Notably a singing electric violinist. This is the rare but growing example of a very unusual type of performing artist. Singing whilst playing is not of course new to the violin. Tartini did write in the 18th Century that the two arts, singing and violin playing should be kept distinctly apart. Maybe this was a mis-translation ? Papa John Creach has a lovely, easy-going blues voice. Very subdued, quite deep and velvety. His violin playing is quite a contrast. He melts into the texture invisibly, at times fooling the ear into hearing guitar notes, then he can bring out the unmistakable solo violin line or turn it into a very remarkable trumpet/horn section.

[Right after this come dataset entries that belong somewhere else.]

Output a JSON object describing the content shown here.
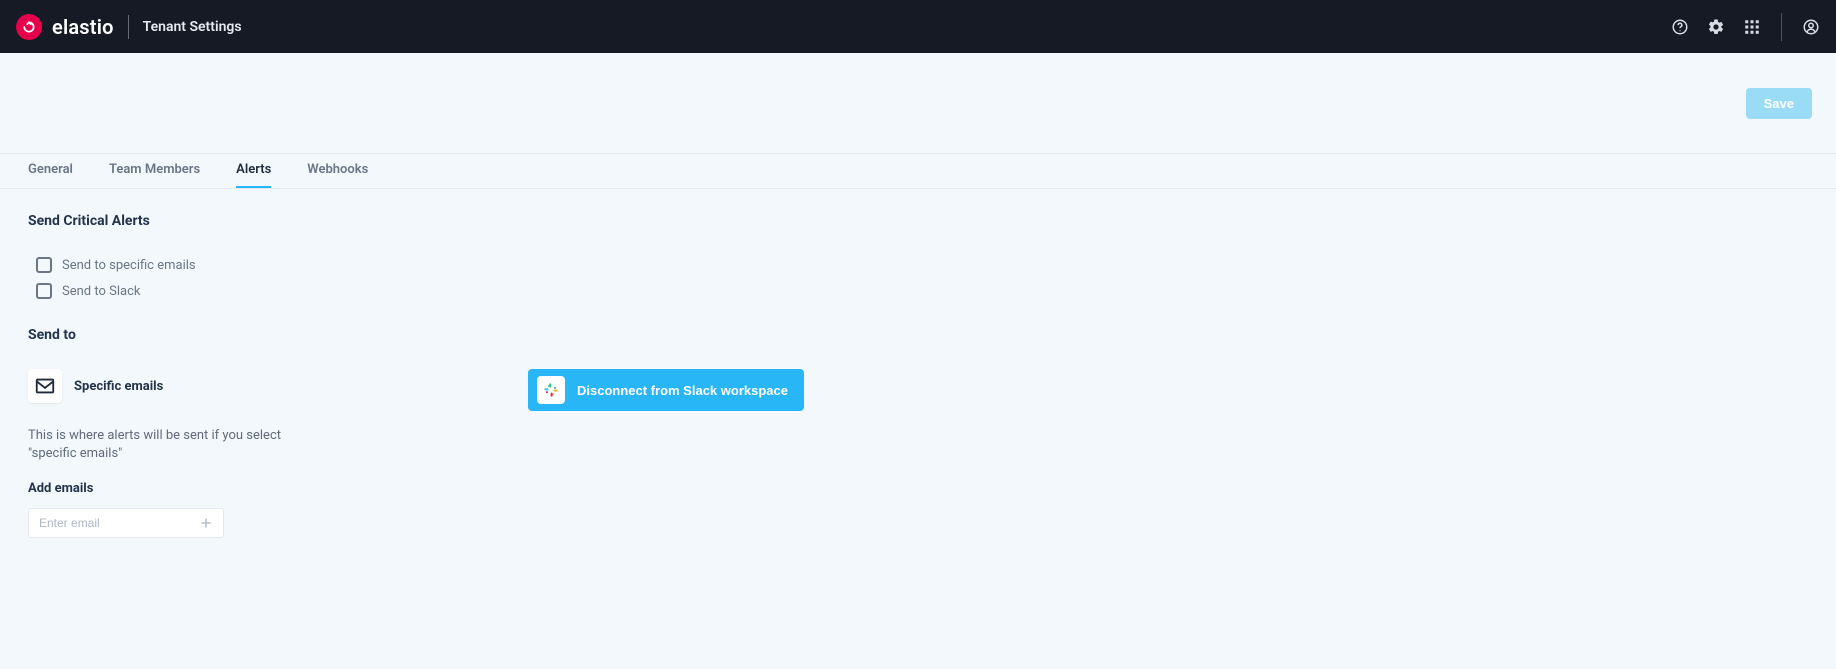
{
  "header": {
    "brand": "elastio",
    "page_title": "Tenant Settings"
  },
  "toolbar": {
    "save_label": "Save"
  },
  "tabs": [
    {
      "label": "General",
      "active": false
    },
    {
      "label": "Team Members",
      "active": false
    },
    {
      "label": "Alerts",
      "active": true
    },
    {
      "label": "Webhooks",
      "active": false
    }
  ],
  "alerts": {
    "section_title": "Send Critical Alerts",
    "checkboxes": {
      "emails_label": "Send to specific emails",
      "slack_label": "Send to Slack"
    },
    "send_to_title": "Send to",
    "specific_emails": {
      "label": "Specific emails",
      "description": "This is where alerts will be sent if you select \"specific emails\"",
      "add_title": "Add emails",
      "input_placeholder": "Enter email"
    },
    "slack": {
      "button_label": "Disconnect from Slack workspace"
    }
  }
}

Groovy, funky blues with big disco appeal.
Vylinda
“All the sounds on this recording, with the exception of vocals, have been played or generated solely by a 5-string electric violin” – Vylinda, 1994
In exactly the same way that Ed Alleyne Johnson created his solo violin sound, on the other side of the globe, in Australia, Vylinda was exploring similar textures and techniques in recording a single “Face The Future” and album “The Kiss” (Chimera 6001).
Simon House
Key instrumentalist in the sound of groups Hawkwind, High Tide and the Third Ear Band. One time member of David Bowie’s band and featured electric violinist with David Sylvian’s group Japan.
The recordings of High Tide date back to 1969 placing House at the beginnings of the wider recognition of electric violin. Between then and the mid 1990s, House played on many key albums and toured with some notable groups and artists. He has created a number of solo albums (Yassasim, 1994; Spiral Galazxy Revisited, 2000) and continues to work on electronic music projects.